05/26/2026 | Press release | Distributed by Public on 05/26/2026 14:40
Item 5.02. Departure of Directors or Certain Officers; Election of Directors; Appointment of Certain Officers; Compensatory Arrangements of Certain Officers
Amendment to the Omnicell, Inc. 2009 Equity Incentive Plan
As described below under Item 5.07 of this Current Report on Form 8-K, at the 2026 Annual Meeting of Stockholders of Omnicell, Inc. (the "Company") held on May 19, 2026 (the "Annual Meeting"), the Company's stockholders approved an amendment to the Company's 2009 Equity Incentive Plan, as amended (as amended, the "Amended 2009 Plan"), which, among other items, added an additional 1,600,000 shares to the number of shares of common stock authorized for issuance under the Amended 2009 Plan.

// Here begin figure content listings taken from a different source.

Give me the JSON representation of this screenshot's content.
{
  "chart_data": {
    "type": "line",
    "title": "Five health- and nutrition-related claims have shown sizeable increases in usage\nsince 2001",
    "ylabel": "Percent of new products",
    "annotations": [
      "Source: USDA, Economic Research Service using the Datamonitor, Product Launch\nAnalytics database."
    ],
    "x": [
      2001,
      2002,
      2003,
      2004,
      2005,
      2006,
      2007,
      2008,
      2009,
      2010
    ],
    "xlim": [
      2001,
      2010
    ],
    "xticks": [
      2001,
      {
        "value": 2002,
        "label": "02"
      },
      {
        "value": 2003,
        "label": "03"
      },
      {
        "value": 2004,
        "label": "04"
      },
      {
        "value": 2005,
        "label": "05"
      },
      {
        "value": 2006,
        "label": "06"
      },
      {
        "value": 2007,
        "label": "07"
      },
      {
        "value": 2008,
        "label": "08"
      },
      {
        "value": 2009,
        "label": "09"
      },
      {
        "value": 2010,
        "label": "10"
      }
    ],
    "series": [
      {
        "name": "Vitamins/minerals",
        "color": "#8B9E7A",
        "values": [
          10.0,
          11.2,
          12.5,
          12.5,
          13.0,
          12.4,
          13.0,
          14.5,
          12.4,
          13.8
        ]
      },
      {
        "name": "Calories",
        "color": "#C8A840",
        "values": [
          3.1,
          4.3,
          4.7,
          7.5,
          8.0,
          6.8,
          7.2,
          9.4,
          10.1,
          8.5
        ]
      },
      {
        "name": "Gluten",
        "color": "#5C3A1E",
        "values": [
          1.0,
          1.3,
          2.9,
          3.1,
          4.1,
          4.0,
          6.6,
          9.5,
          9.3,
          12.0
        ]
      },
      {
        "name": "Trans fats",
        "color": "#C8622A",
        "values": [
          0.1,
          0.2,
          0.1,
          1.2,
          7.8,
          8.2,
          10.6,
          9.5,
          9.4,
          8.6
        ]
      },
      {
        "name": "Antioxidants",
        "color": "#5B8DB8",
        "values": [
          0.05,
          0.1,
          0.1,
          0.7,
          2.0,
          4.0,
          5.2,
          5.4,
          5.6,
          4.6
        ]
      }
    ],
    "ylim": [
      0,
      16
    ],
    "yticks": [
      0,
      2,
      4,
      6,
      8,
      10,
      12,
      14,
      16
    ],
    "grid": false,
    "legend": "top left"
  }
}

The Amended 2009 Plan is described in detail in Proposal No. 3 in the Company's Definitive Proxy Statement on Schedule 14A filed with the United States Securities and Exchange Commission on April 13, 2026 (the "Proxy Statement"), and the full text of the Amended 2009 Plan is attached to the Proxy Statement as Appendix A. The description of the Amended 2009 Plan set forth above is a summary only and is qualified in its entirety by reference to the full text of the Amended 2009 Plan, which is filed as Exhibit 10.1 to this Current Report on Form 8-K and incorporated herein by reference.
Item 5.03. Amendments to Articles of Incorporation or Bylaws; Change in Fiscal Year.
On May 20, 2026, the Company amended the Company's Amended and Restated Certificate of Incorporation to provide exculpation from personal liability for certain officers as permitted by Delaware law and make certain other minor, non-substantive updates (the "Amendment") by filing a Certificate of Amendment with the Secretary of State of Delaware. The Amendment was previously approved by the Company's Board of Directors (the "Board"), subject to stockholder approval, and was approved by the Company's stockholders at the Company's Annual Meeting. A more complete description of the Amendment is set forth in Proposal 4 contained in the Company's Proxy Statement. Each of that description and the foregoing summary of the Amendment and the Certificate of Amendment as set forth under this Item 5.03 does not purport to be complete and is subject to, and qualified in its entirety by, the full text of the Certificate of Amendment, which is filed as Exhibit 3.1 to this Current Report on Form 8-K and incorporated herein by reference.